When you look forward to calculating the general affordability range, you should consider a few primary items. It would be inclusive of monthly debts, household income, and savings for down payment. Therefore, as a homeowner, you should understand the importance of having a specific level of convenience in understanding your monthly mortgage payments.
Despite your monthly debts and household income has been relatively stable, your overall savings along with how much you look forward to allocate towards your home could largely differ based on how much you wish to set aside for emergencies. It should also be inclusive of how much you look forward to keeping aside for future expenditure.
The Best Mortgage Company lays emphasis on the importance of keeping reserve at least three months of housing payments inclusive of your monthly expenses. It would enable you to have additional amount in hand provided something comes up unexpectedly.
Factors determining how much house could be afforded
In order to determine how much house you could afford, it would be pertinent that you should not exceed your monthly expenses by 36% of the total household income.
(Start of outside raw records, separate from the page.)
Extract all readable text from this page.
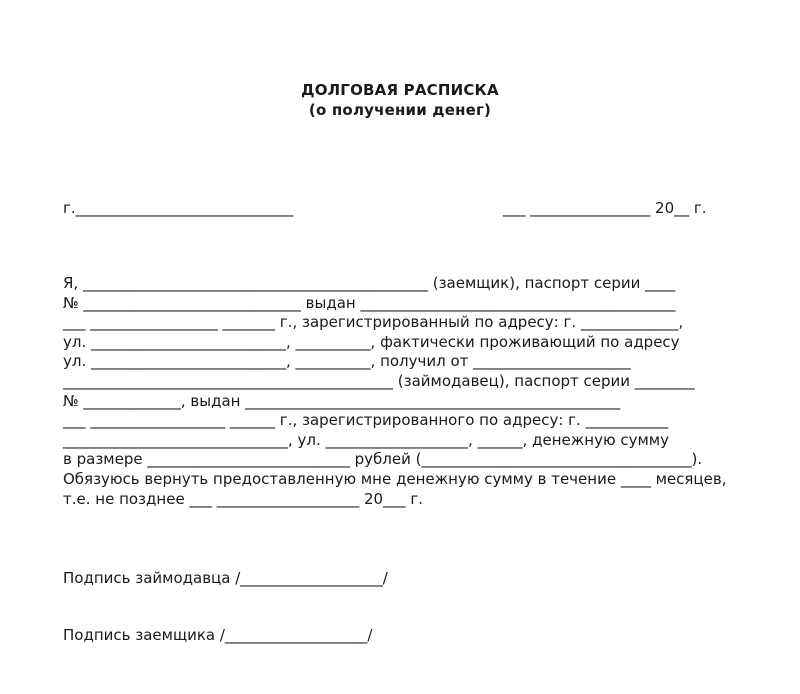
ДОЛГОВАЯ РАСПИСКА
(о получении денег)
г._____________________________	___ ________________ 20__ г.
Я, ______________________________________________ (заемщик), паспорт серии ____
№ _____________________________ выдан __________________________________________
___ _________________ _______ г., зарегистрированный по адресу: г. _____________,
ул. __________________________, __________, фактически проживающий по адресу
ул. __________________________, __________, получил от _____________________
____________________________________________ (займодавец), паспорт серии ________
№ _____________, выдан __________________________________________________
___ __________________ ______ г., зарегистрированного по адресу: г. ___________
______________________________, ул. ___________________, ______, денежную сумму
в размере ___________________________ рублей (____________________________________).
Обязуюсь вернуть предоставленную мне денежную сумму в течение ____ месяцев,
т.е. не позднее ___ ___________________ 20___ г.
Подпись займодавца /___________________/
Подпись заемщика /___________________/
It would be pertinent to mention here that the 36% rule has been based on dividing your monthly mortgage payments along with other monthly debts by the gross monthly income.
Major aspects to calculate affordability aspects would be:
- Monthly income
Regular income received on monthly basis would determine the baseline of affordable monthly payable amount.
- Funds available for cover down payment along with closing cost
It would be the available amount to put down along with covering the closing costs.
- Monthly expenses
You should take considerations of your monthly expenses and other obligations.
- Credit report
The amount of debt along with credit score would influence how the lender views you as a borrower.
These aspects would help the Best Mortgage Company determine the amount you could borrow along with the rate of interest you would be charged.